Hey guys, i'm just looking at starting my own plowing business in whistler, bc. I want to keep my overhead costs as low as possible and am wondering what the best truck would be for me. I plan on doing mostly residential driveways, and as much as i would like to buy atleast a half ton for the sake of having a big truck i feel that ill be able to cut back on costs by going with a small sized truck. Ill be driving fairly often between vancouver and whistler (100 miles) as well, so mpg's is pretty important. However in the summer ill be doing handyman work so with the stepside ranger im thinking that i'll lose out on a lot of bed room. Im also looking at putting on 31" snow tires or possible putting a 2 inch lift on the edge model and putting on 33's. Any thoughts/comments would be appreciated!! Thanks.


----------



## hydro_37 (Sep 10, 2006)

The ranger will work but a 1/2 ton will work better and cost less in the long run


----------



## VBigFord20 (Aug 17, 2004)

Yeah, Why not look for a F150 regular cab shortbox to plow with. The rangers with the 4.0L were not that great on gas to start with, a F-150 with a v6 or a 4.6L v8 will not be much worse.

If you do go with a ranger, get a light plow, and take it easy.


----------



## Pinky Demon (Jan 6, 2010)

Firstly, if you care about MPGs, put the larger 31" - 33" tires out of your mind. You gain nothing, and lose a good bit of mileage with those, but do consider snow tires. Secondly, depending on how serious you are, you might want to consider a 250, as most manufacturers consider a 250+ the de facto standard for most plows. With a 150, the most you will run is a 7',6" max, and it will be harder on the truck than their larger counterpart. If you are doing driveways, you will find that a V blade will work extremely well for busting open driveways quickly with minimal effort by your truck. Secondly, the V blade is more aerodynamic, which is better for mileage as well. 

As for the V blade itself, I would recommend a Boss 8' 2" Power V blade. You can find them for fairly decent prices on the used market, and they aren't too heavy. When Vee'd up, they make out to be 7' 6", which is just the width of the truck. 

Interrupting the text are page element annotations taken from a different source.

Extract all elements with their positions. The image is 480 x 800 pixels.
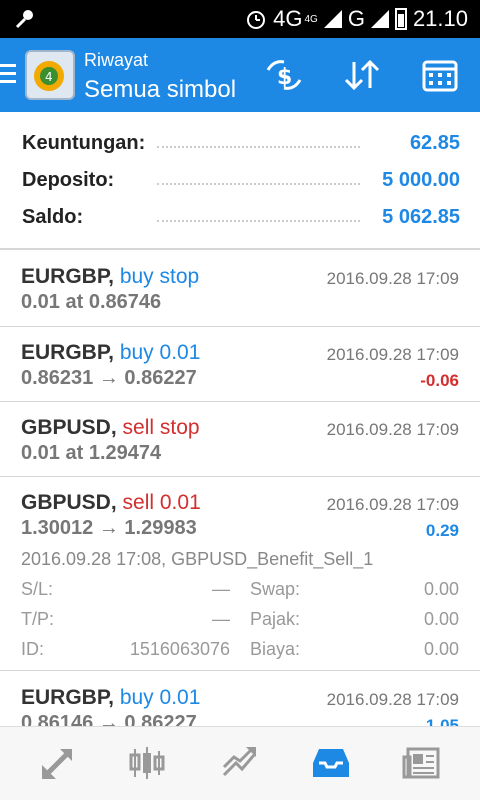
- sort-icon[interactable]: [342, 58, 382, 92]
- signal-icon-2: [370, 10, 389, 28]
- order-time: 2016.09.28 17:09: [326, 269, 459, 288]
- summary-row-profit: Keuntungan: 62.85: [22, 130, 460, 160]
- symbol: EURGBP,: [21, 686, 114, 709]
- swap-label: Swap:: [250, 579, 301, 599]
- sl-value: —: [212, 579, 230, 599]
- svg-text:$: $: [277, 65, 292, 90]
- account-summary: Keuntungan: 62.85 Deposito: 5 000.00 Sal…: [0, 112, 480, 250]
- svg-text:4: 4: [45, 70, 53, 84]
- battery-icon: [394, 8, 407, 30]
- quotes-icon[interactable]: [38, 745, 78, 781]
- summary-value: 62.85: [403, 132, 460, 155]
- list-item[interactable]: EURGBP, buy 0.01 0.86146 → 0.86227 2016.…: [0, 672, 480, 726]
- order-time: 2016.09.28 17:09: [326, 420, 459, 439]
- summary-label: Saldo:: [22, 206, 90, 229]
- fee-value: 0.00: [423, 639, 459, 659]
- sl-label: S/L:: [21, 579, 54, 599]
- list-item[interactable]: GBPUSD, sell stop 0.01 at 1.29474 2016.0…: [0, 402, 480, 477]
- order-type: buy 0.01: [119, 686, 201, 709]
- swap-value: 0.00: [423, 579, 459, 599]
- id-value: 1516063076: [129, 639, 230, 659]
- order-type: sell stop: [122, 416, 200, 439]
- dollar-swap-icon[interactable]: $: [264, 58, 304, 92]
- app-logo[interactable]: 4: [25, 50, 75, 100]
- history-icon[interactable]: [311, 745, 351, 781]
- order-detail: 0.01 at 0.86746: [21, 291, 162, 313]
- list-item[interactable]: EURGBP, buy stop 0.01 at 0.86746 2016.09…: [0, 251, 480, 327]
- order-time: 2016.09.28 17:09: [326, 345, 459, 364]
- menu-icon[interactable]: [0, 64, 16, 86]
- bottom-navigation: [0, 726, 480, 800]
- app-subtitle[interactable]: Semua simbol: [84, 76, 236, 104]
- expanded-header: 2016.09.28 17:08, GBPUSD_Benefit_Sell_1: [21, 549, 374, 569]
- tax-label: Pajak:: [250, 609, 301, 629]
- fee-label: Biaya:: [250, 639, 301, 659]
- order-type: buy 0.01: [119, 341, 201, 364]
- chart-icon[interactable]: [127, 745, 167, 781]
- news-icon[interactable]: [402, 745, 442, 781]
- signal-icon: [323, 10, 342, 28]
- trade-icon[interactable]: [220, 745, 260, 781]
- list-item[interactable]: EURGBP, buy 0.01 0.86231 → 0.86227 2016.…: [0, 327, 480, 402]
- order-time: 2016.09.28 17:09: [326, 690, 459, 709]
- network-label-2: G: [347, 6, 365, 31]
- tp-value: —: [212, 609, 230, 629]
- order-profit: 0.29: [425, 521, 459, 540]
- order-type: sell 0.01: [122, 491, 201, 514]
- summary-label: Deposito:: [22, 169, 121, 192]
- symbol: GBPUSD,: [21, 416, 117, 439]
- app-title: Riwayat: [84, 50, 149, 70]
- clock: 21.10: [412, 6, 468, 31]
- summary-row-deposit: Deposito: 5 000.00: [22, 167, 460, 197]
- order-detail: 0.86231 → 0.86227: [21, 367, 197, 389]
- order-detail: 0.01 at 1.29474: [21, 442, 162, 464]
- microphone-icon: [15, 10, 33, 29]
- order-time: 2016.09.28 17:09: [326, 495, 459, 514]
- order-detail: 1.30012 → 1.29983: [21, 517, 197, 539]
- order-profit: -0.06: [420, 371, 459, 390]
- summary-value: 5 062.85: [376, 206, 460, 229]
- tax-value: 0.00: [423, 609, 459, 629]
- symbol: GBPUSD,: [21, 491, 117, 514]
- symbol: EURGBP,: [21, 265, 114, 288]
- summary-value: 5 000.00: [376, 169, 460, 192]
- id-label: ID:: [21, 639, 45, 659]
- network-label-1: 4G: [273, 6, 303, 31]
- app-bar: 4 Riwayat Semua simbol $: [0, 38, 480, 112]
- network-label-1-sup: 4G: [304, 13, 318, 25]
- order-detail: 0.86146 → 0.86227: [21, 712, 197, 726]
- symbol: EURGBP,: [21, 341, 114, 364]
- status-bar: 4G 4G G 21.10: [0, 0, 480, 38]
- order-profit: 1.05: [425, 716, 459, 726]
- summary-label: Keuntungan:: [22, 132, 152, 155]
- alarm-icon: [247, 11, 266, 29]
- calendar-icon[interactable]: [420, 58, 460, 92]
- tp-label: T/P:: [21, 609, 55, 629]
- list-item-expanded[interactable]: GBPUSD, sell 0.01 1.30012 → 1.29983 2016…: [0, 477, 480, 671]
- order-type: buy stop: [119, 265, 200, 288]
- summary-row-balance: Saldo: 5 062.85: [22, 204, 460, 234]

If you do consider a 250, keep weight down to achieve better mileage. A 5.4L with a regular cab does not too bad fuel wise. It might not do as well as a Ranger or 150, but it will carry the blade better and allow you to run a larger, more efficient plow.

EDIT: And a 8' bed on a 250 would hold a whole bunch of stuff for the handyman job. You could even add a truck cap if desired.


----------



## Tony350 (Feb 6, 2010)

I agree with pinky, a 3/4 ton regular cab long box is a persect set up for a work truck. If you are to plow for a while with it you will be better off with a heavy duty than a lighter front end on a half ton.


----------



## chs1993 (Nov 12, 2006)

x3 3/4 ton truck a ranger is just not going to cut it


----------



## grandview (Oct 9, 2005)

Go with the Ranger and put a Snoway on it.


----------



## piperpm (Oct 17, 2009)

Hey we run an 07' F-150 4x4 with the 5.4L V8 in it an a 7.5' plow and a set of Timbrens on the front... run with salt/sand bags in the back for counter weight as well and it plows great.. we do all residential runs and some country lanes and that F-150 works like a horse for us... not too big and not too small... good luck...


----------